Мартини получил приглашение от Блэкнайта провести у него вечер в дружеской компании.
Было уже около десяти часов. Человеческий муравейник Высокой Долины жил не прекращающейся ни на минуту работой. Стук машин, свистки, топот ног, голоса людей — весь этот неумолчный хаос звуков наполнял воздух, как рокот морских волн во время прибоя.
Бесчисленные электрические фонари заливали громадную площадь ровным, спокойным светом. Окружающие дома сверкали бесконечными линиями окон.
Мартини шел мимо строящейся мастерской. Он остановился, чтобы пропустить мимо себя подходящую смену рабочих. Они двигались, как всегда, колонной, по-военному.
«Какая поразительная перемена! — думал маленький итальянец. — Эти люди, молчаливые, сдержанные, даже суровые, теперь наперерыв болтают между собой, и шутки их возбуждают громкий, раскатистый смех. Интересно, как такая перемена могла отозваться на производительности труда?»
Так как Мартини запаздывал, он не стал продолжать дальше свои наблюдения, а поторопился перейти площадь, на которой уже разбивали парк, и стал подниматься по ступеням лестницы. Хозяин дома пошел к нему навстречу.

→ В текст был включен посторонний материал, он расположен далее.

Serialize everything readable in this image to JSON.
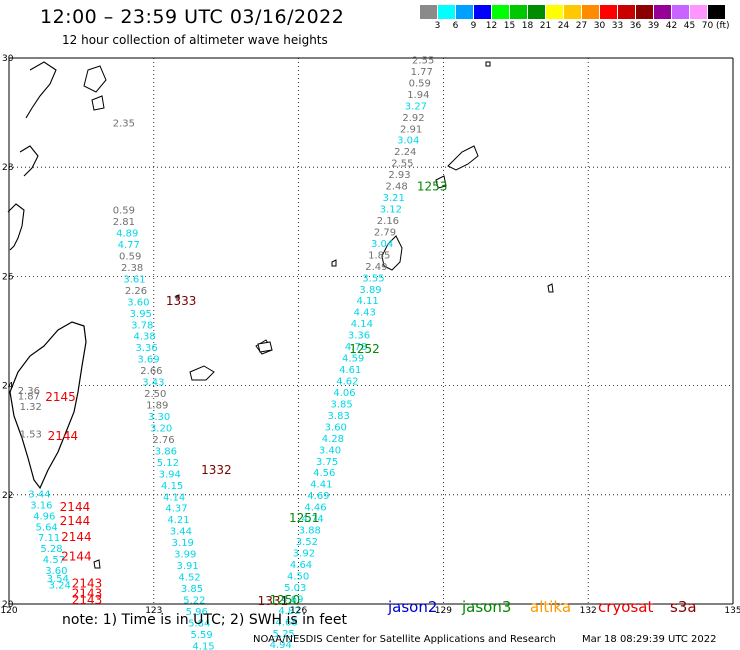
{
  "title": "12:00 – 23:59 UTC 03/16/2022",
  "subtitle": "12 hour collection of altimeter wave heights",
  "scale": {
    "unit": "(ft)",
    "bins": [
      {
        "label": "3",
        "color": "#8a8a8a"
      },
      {
        "label": "6",
        "color": "#00ffff"
      },
      {
        "label": "9",
        "color": "#00a0ff"
      },
      {
        "label": "12",
        "color": "#0000ff"
      },
      {
        "label": "15",
        "color": "#00ff00"
      },
      {
        "label": "18",
        "color": "#00c800"
      },
      {
        "label": "21",
        "color": "#008c00"
      },
      {
        "label": "24",
        "color": "#ffff00"
      },
      {
        "label": "27",
        "color": "#ffc800"
      },
      {
        "label": "30",
        "color": "#ff8c00"
      },
      {
        "label": "33",
        "color": "#ff0000"
      },
      {
        "label": "36",
        "color": "#c80000"
      },
      {
        "label": "39",
        "color": "#8c0000"
      },
      {
        "label": "42",
        "color": "#960096"
      },
      {
        "label": "45",
        "color": "#c864ff"
      },
      {
        "label": "70",
        "color": "#ff96ff"
      },
      {
        "label": "",
        "color": "#000000"
      }
    ]
  },
  "axes": {
    "lon_ticks": [
      "120",
      "123",
      "126",
      "129",
      "132",
      "135"
    ],
    "lat_ticks": [
      "30",
      "28",
      "26",
      "24",
      "22",
      "20"
    ],
    "lon_range": [
      120,
      135
    ],
    "lat_range": [
      20,
      30
    ]
  },
  "colors": {
    "gray": "#707070",
    "cyan": "#00d8e8",
    "red": "#ee0000",
    "darkred": "#7a0000",
    "green": "#008a00"
  },
  "tracks": [
    {
      "name": "west",
      "points": [
        {
          "v": "2.35",
          "lon": 122.15,
          "lat": 28.75,
          "c": "gray"
        },
        {
          "v": "0.59",
          "lon": 122.15,
          "lat": 27.15,
          "c": "gray"
        },
        {
          "v": "2.81",
          "lon": 122.15,
          "lat": 26.94,
          "c": "gray"
        },
        {
          "v": "4.89",
          "lon": 122.22,
          "lat": 26.73,
          "c": "cyan"
        },
        {
          "v": "4.77",
          "lon": 122.25,
          "lat": 26.52,
          "c": "cyan"
        },
        {
          "v": "0.59",
          "lon": 122.28,
          "lat": 26.31,
          "c": "gray"
        },
        {
          "v": "2.38",
          "lon": 122.32,
          "lat": 26.1,
          "c": "gray"
        },
        {
          "v": "3.61",
          "lon": 122.37,
          "lat": 25.89,
          "c": "cyan"
        },
        {
          "v": "2.26",
          "lon": 122.4,
          "lat": 25.68,
          "c": "gray"
        },
        {
          "v": "3.60",
          "lon": 122.45,
          "lat": 25.47,
          "c": "cyan"
        },
        {
          "v": "3.95",
          "lon": 122.5,
          "lat": 25.26,
          "c": "cyan"
        },
        {
          "v": "3.78",
          "lon": 122.53,
          "lat": 25.05,
          "c": "cyan"
        },
        {
          "v": "4.38",
          "lon": 122.58,
          "lat": 24.84,
          "c": "cyan"
        },
        {
          "v": "3.36",
          "lon": 122.62,
          "lat": 24.63,
          "c": "cyan"
        },
        {
          "v": "3.69",
          "lon": 122.66,
          "lat": 24.42,
          "c": "cyan"
        },
        {
          "v": "2.66",
          "lon": 122.72,
          "lat": 24.21,
          "c": "gray"
        },
        {
          "v": "3.43",
          "lon": 122.76,
          "lat": 24.0,
          "c": "cyan"
        },
        {
          "v": "2.50",
          "lon": 122.8,
          "lat": 23.79,
          "c": "gray"
        },
        {
          "v": "1.89",
          "lon": 122.84,
          "lat": 23.58,
          "c": "gray"
        },
        {
          "v": "3.30",
          "lon": 122.88,
          "lat": 23.37,
          "c": "cyan"
        },
        {
          "v": "3.20",
          "lon": 122.92,
          "lat": 23.16,
          "c": "cyan"
        },
        {
          "v": "2.76",
          "lon": 122.97,
          "lat": 22.95,
          "c": "gray"
        },
        {
          "v": "3.86",
          "lon": 123.02,
          "lat": 22.74,
          "c": "cyan"
        },
        {
          "v": "5.12",
          "lon": 123.06,
          "lat": 22.53,
          "c": "cyan"
        },
        {
          "v": "3.94",
          "lon": 123.1,
          "lat": 22.32,
          "c": "cyan"
        },
        {
          "v": "4.15",
          "lon": 123.15,
          "lat": 22.11,
          "c": "cyan"
        },
        {
          "v": "4.14",
          "lon": 123.19,
          "lat": 21.9,
          "c": "cyan"
        },
        {
          "v": "4.37",
          "lon": 123.24,
          "lat": 21.69,
          "c": "cyan"
        },
        {
          "v": "4.21",
          "lon": 123.28,
          "lat": 21.48,
          "c": "cyan"
        },
        {
          "v": "3.44",
          "lon": 123.33,
          "lat": 21.27,
          "c": "cyan"
        },
        {
          "v": "3.19",
          "lon": 123.37,
          "lat": 21.06,
          "c": "cyan"
        },
        {
          "v": "3.99",
          "lon": 123.42,
          "lat": 20.85,
          "c": "cyan"
        },
        {
          "v": "3.91",
          "lon": 123.47,
          "lat": 20.64,
          "c": "cyan"
        },
        {
          "v": "4.52",
          "lon": 123.51,
          "lat": 20.43,
          "c": "cyan"
        },
        {
          "v": "3.85",
          "lon": 123.56,
          "lat": 20.22,
          "c": "cyan"
        },
        {
          "v": "5.22",
          "lon": 123.61,
          "lat": 20.01,
          "c": "cyan"
        },
        {
          "v": "5.96",
          "lon": 123.66,
          "lat": 19.8,
          "c": "cyan"
        },
        {
          "v": "5.84",
          "lon": 123.71,
          "lat": 19.59,
          "c": "cyan"
        },
        {
          "v": "5.59",
          "lon": 123.76,
          "lat": 19.38,
          "c": "cyan"
        },
        {
          "v": "4.15",
          "lon": 123.8,
          "lat": 19.17,
          "c": "cyan"
        }
      ]
    },
    {
      "name": "east",
      "points": [
        {
          "v": "2.55",
          "lon": 128.35,
          "lat": 29.9,
          "c": "gray"
        },
        {
          "v": "1.77",
          "lon": 128.32,
          "lat": 29.69,
          "c": "gray"
        },
        {
          "v": "0.59",
          "lon": 128.28,
          "lat": 29.48,
          "c": "gray"
        },
        {
          "v": "1.94",
          "lon": 128.25,
          "lat": 29.27,
          "c": "gray"
        },
        {
          "v": "3.27",
          "lon": 128.2,
          "lat": 29.06,
          "c": "cyan"
        },
        {
          "v": "2.92",
          "lon": 128.15,
          "lat": 28.85,
          "c": "gray"
        },
        {
          "v": "2.91",
          "lon": 128.1,
          "lat": 28.64,
          "c": "gray"
        },
        {
          "v": "3.04",
          "lon": 128.04,
          "lat": 28.43,
          "c": "cyan"
        },
        {
          "v": "2.24",
          "lon": 127.98,
          "lat": 28.22,
          "c": "gray"
        },
        {
          "v": "2.55",
          "lon": 127.92,
          "lat": 28.01,
          "c": "gray"
        },
        {
          "v": "2.93",
          "lon": 127.86,
          "lat": 27.8,
          "c": "gray"
        },
        {
          "v": "2.48",
          "lon": 127.8,
          "lat": 27.59,
          "c": "gray"
        },
        {
          "v": "3.21",
          "lon": 127.74,
          "lat": 27.38,
          "c": "cyan"
        },
        {
          "v": "3.12",
          "lon": 127.68,
          "lat": 27.17,
          "c": "cyan"
        },
        {
          "v": "2.16",
          "lon": 127.62,
          "lat": 26.96,
          "c": "gray"
        },
        {
          "v": "2.79",
          "lon": 127.56,
          "lat": 26.75,
          "c": "gray"
        },
        {
          "v": "3.04",
          "lon": 127.5,
          "lat": 26.54,
          "c": "cyan"
        },
        {
          "v": "1.85",
          "lon": 127.44,
          "lat": 26.33,
          "c": "gray"
        },
        {
          "v": "2.49",
          "lon": 127.38,
          "lat": 26.12,
          "c": "gray"
        },
        {
          "v": "3.55",
          "lon": 127.32,
          "lat": 25.91,
          "c": "cyan"
        },
        {
          "v": "3.89",
          "lon": 127.26,
          "lat": 25.7,
          "c": "cyan"
        },
        {
          "v": "4.11",
          "lon": 127.2,
          "lat": 25.49,
          "c": "cyan"
        },
        {
          "v": "4.43",
          "lon": 127.14,
          "lat": 25.28,
          "c": "cyan"
        },
        {
          "v": "4.14",
          "lon": 127.08,
          "lat": 25.07,
          "c": "cyan"
        },
        {
          "v": "3.36",
          "lon": 127.02,
          "lat": 24.86,
          "c": "cyan"
        },
        {
          "v": "4.78",
          "lon": 126.96,
          "lat": 24.65,
          "c": "cyan"
        },
        {
          "v": "4.59",
          "lon": 126.9,
          "lat": 24.44,
          "c": "cyan"
        },
        {
          "v": "4.61",
          "lon": 126.84,
          "lat": 24.23,
          "c": "cyan"
        },
        {
          "v": "4.62",
          "lon": 126.78,
          "lat": 24.02,
          "c": "cyan"
        },
        {
          "v": "4.06",
          "lon": 126.72,
          "lat": 23.81,
          "c": "cyan"
        },
        {
          "v": "3.85",
          "lon": 126.66,
          "lat": 23.6,
          "c": "cyan"
        },
        {
          "v": "3.83",
          "lon": 126.6,
          "lat": 23.39,
          "c": "cyan"
        },
        {
          "v": "3.60",
          "lon": 126.54,
          "lat": 23.18,
          "c": "cyan"
        },
        {
          "v": "4.28",
          "lon": 126.48,
          "lat": 22.97,
          "c": "cyan"
        },
        {
          "v": "3.40",
          "lon": 126.42,
          "lat": 22.76,
          "c": "cyan"
        },
        {
          "v": "3.75",
          "lon": 126.36,
          "lat": 22.55,
          "c": "cyan"
        },
        {
          "v": "4.56",
          "lon": 126.3,
          "lat": 22.34,
          "c": "cyan"
        },
        {
          "v": "4.41",
          "lon": 126.24,
          "lat": 22.13,
          "c": "cyan"
        },
        {
          "v": "4.69",
          "lon": 126.18,
          "lat": 21.92,
          "c": "cyan"
        },
        {
          "v": "4.46",
          "lon": 126.12,
          "lat": 21.71,
          "c": "cyan"
        },
        {
          "v": "4.74",
          "lon": 126.06,
          "lat": 21.5,
          "c": "cyan"
        },
        {
          "v": "3.88",
          "lon": 126.0,
          "lat": 21.29,
          "c": "cyan"
        },
        {
          "v": "3.52",
          "lon": 125.94,
          "lat": 21.08,
          "c": "cyan"
        },
        {
          "v": "3.92",
          "lon": 125.88,
          "lat": 20.87,
          "c": "cyan"
        },
        {
          "v": "4.64",
          "lon": 125.82,
          "lat": 20.66,
          "c": "cyan"
        },
        {
          "v": "4.50",
          "lon": 125.76,
          "lat": 20.45,
          "c": "cyan"
        },
        {
          "v": "5.03",
          "lon": 125.7,
          "lat": 20.24,
          "c": "cyan"
        },
        {
          "v": "4.69",
          "lon": 125.64,
          "lat": 20.03,
          "c": "cyan"
        },
        {
          "v": "4.82",
          "lon": 125.58,
          "lat": 19.82,
          "c": "cyan"
        },
        {
          "v": "4.68",
          "lon": 125.52,
          "lat": 19.61,
          "c": "cyan"
        },
        {
          "v": "5.25",
          "lon": 125.46,
          "lat": 19.4,
          "c": "cyan"
        },
        {
          "v": "4.94",
          "lon": 125.4,
          "lat": 19.19,
          "c": "cyan"
        }
      ]
    },
    {
      "name": "taiwan",
      "points": [
        {
          "v": "2.36",
          "lon": 120.18,
          "lat": 23.85,
          "c": "gray"
        },
        {
          "v": "1.87",
          "lon": 120.18,
          "lat": 23.75,
          "c": "gray"
        },
        {
          "v": "1.32",
          "lon": 120.22,
          "lat": 23.55,
          "c": "gray"
        },
        {
          "v": "1.53",
          "lon": 120.22,
          "lat": 23.05,
          "c": "gray"
        },
        {
          "v": "3.44",
          "lon": 120.4,
          "lat": 21.95,
          "c": "cyan"
        },
        {
          "v": "3.16",
          "lon": 120.44,
          "lat": 21.75,
          "c": "cyan"
        },
        {
          "v": "4.96",
          "lon": 120.5,
          "lat": 21.55,
          "c": "cyan"
        },
        {
          "v": "5.64",
          "lon": 120.55,
          "lat": 21.35,
          "c": "cyan"
        },
        {
          "v": "7.11",
          "lon": 120.6,
          "lat": 21.15,
          "c": "cyan"
        },
        {
          "v": "5.28",
          "lon": 120.65,
          "lat": 20.95,
          "c": "cyan"
        },
        {
          "v": "4.57",
          "lon": 120.7,
          "lat": 20.75,
          "c": "cyan"
        },
        {
          "v": "3.60",
          "lon": 120.75,
          "lat": 20.55,
          "c": "cyan"
        },
        {
          "v": "3.54",
          "lon": 120.78,
          "lat": 20.4,
          "c": "cyan"
        },
        {
          "v": "3.24",
          "lon": 120.82,
          "lat": 20.28,
          "c": "cyan"
        }
      ]
    }
  ],
  "ids": [
    {
      "v": "1333",
      "lon": 123.25,
      "lat": 25.48,
      "c": "darkred"
    },
    {
      "v": "2145",
      "lon": 120.75,
      "lat": 23.72,
      "c": "red"
    },
    {
      "v": "2144",
      "lon": 120.8,
      "lat": 23.0,
      "c": "red"
    },
    {
      "v": "1332",
      "lon": 123.98,
      "lat": 22.38,
      "c": "darkred"
    },
    {
      "v": "1253",
      "lon": 128.45,
      "lat": 27.57,
      "c": "green"
    },
    {
      "v": "1252",
      "lon": 127.05,
      "lat": 24.6,
      "c": "green"
    },
    {
      "v": "1251",
      "lon": 125.8,
      "lat": 21.5,
      "c": "green"
    },
    {
      "v": "2144",
      "lon": 121.05,
      "lat": 21.7,
      "c": "red"
    },
    {
      "v": "2144",
      "lon": 121.05,
      "lat": 21.45,
      "c": "red"
    },
    {
      "v": "2144",
      "lon": 121.08,
      "lat": 21.15,
      "c": "red"
    },
    {
      "v": "2144",
      "lon": 121.08,
      "lat": 20.8,
      "c": "red"
    },
    {
      "v": "2143",
      "lon": 121.3,
      "lat": 20.3,
      "c": "red"
    },
    {
      "v": "2143",
      "lon": 121.3,
      "lat": 20.12,
      "c": "red"
    },
    {
      "v": "2143",
      "lon": 121.3,
      "lat": 20.0,
      "c": "red"
    },
    {
      "v": "1331",
      "lon": 125.15,
      "lat": 19.98,
      "c": "darkred"
    },
    {
      "v": "1250",
      "lon": 125.4,
      "lat": 20.0,
      "c": "green"
    }
  ],
  "note": "note:  1) Time is in UTC;  2) SWH is in feet",
  "satellites": [
    {
      "name": "jason2",
      "color": "#0000cc"
    },
    {
      "name": "jason3",
      "color": "#008a00"
    },
    {
      "name": "altika",
      "color": "#ff9900"
    },
    {
      "name": "cryosat",
      "color": "#ee0000"
    },
    {
      "name": "s3a",
      "color": "#8a0000"
    }
  ],
  "credit": "NOAA/NESDIS Center for Satellite Applications and Research",
  "generated": "Mar 18 08:29:39 UTC 2022"
}
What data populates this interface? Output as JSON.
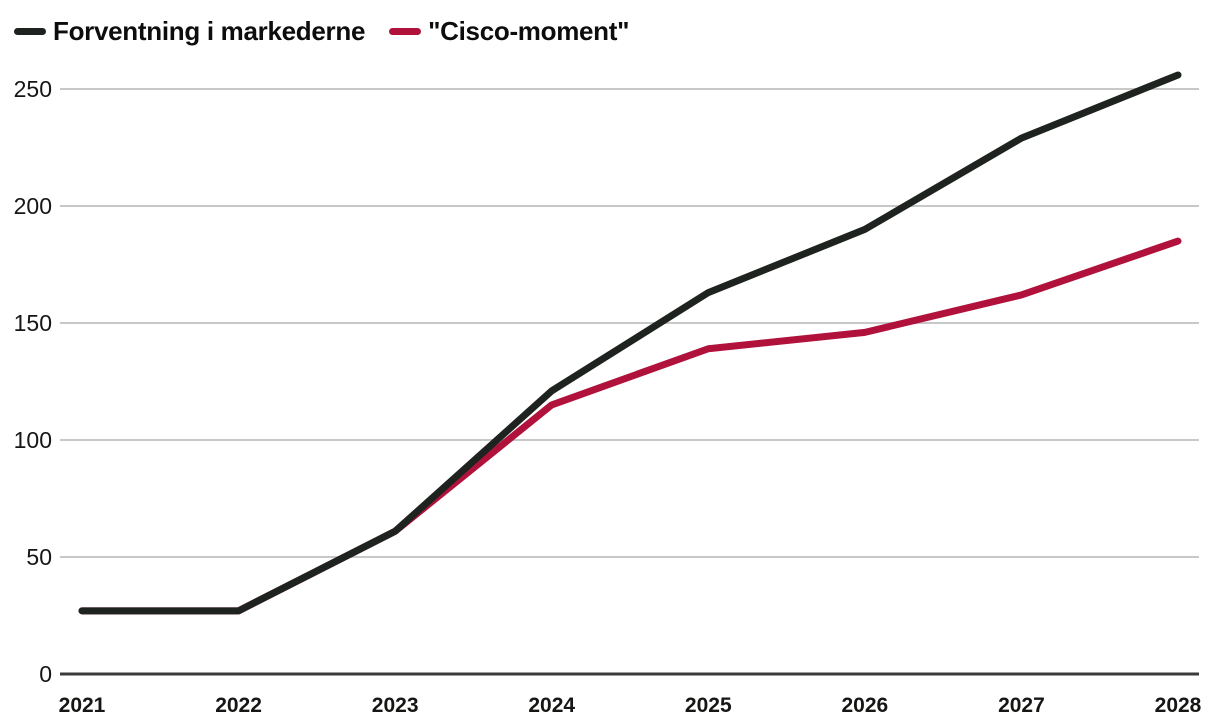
{
  "legend": [
    {
      "id": "market-expectation",
      "label": "Forventning i markederne",
      "color": "#1f231f"
    },
    {
      "id": "cisco-moment",
      "label": "\"Cisco-moment\"",
      "color": "#b0123c"
    }
  ],
  "colors": {
    "grid": "#c8c8c8",
    "axis": "#3a3a38",
    "text": "#161615",
    "background": "#ffffff"
  },
  "chart_data": {
    "type": "line",
    "title": "",
    "xlabel": "",
    "ylabel": "",
    "x": [
      "2021",
      "2022",
      "2023",
      "2024",
      "2025",
      "2026",
      "2027",
      "2028"
    ],
    "series": [
      {
        "id": "market-expectation",
        "name": "Forventning i markederne",
        "color": "#1f231f",
        "values": [
          27,
          27,
          61,
          121,
          163,
          190,
          229,
          256
        ]
      },
      {
        "id": "cisco-moment",
        "name": "\"Cisco-moment\"",
        "color": "#b0123c",
        "values": [
          27,
          27,
          61,
          115,
          139,
          146,
          162,
          185
        ]
      }
    ],
    "ylim": [
      0,
      250
    ],
    "yticks": [
      0,
      50,
      100,
      150,
      200,
      250
    ],
    "grid": "horizontal-only",
    "legend_position": "top-left",
    "line_width": 7
  }
}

— Синьор Мартини, мы боялись, что вы не придете. Вы видите, у меня собралось небольшое, но веселое общество.
За столом, ярко освещенным люстрой, сидели четыре человека. Это были все старые знакомые — Христиансен, Ямомото, Висконти и Чартней. Еще один гость стоял несколько в стороне. Мартини поздоровался с каждым из сидящих, причем присутствие здесь Чартнея несколько удивило его.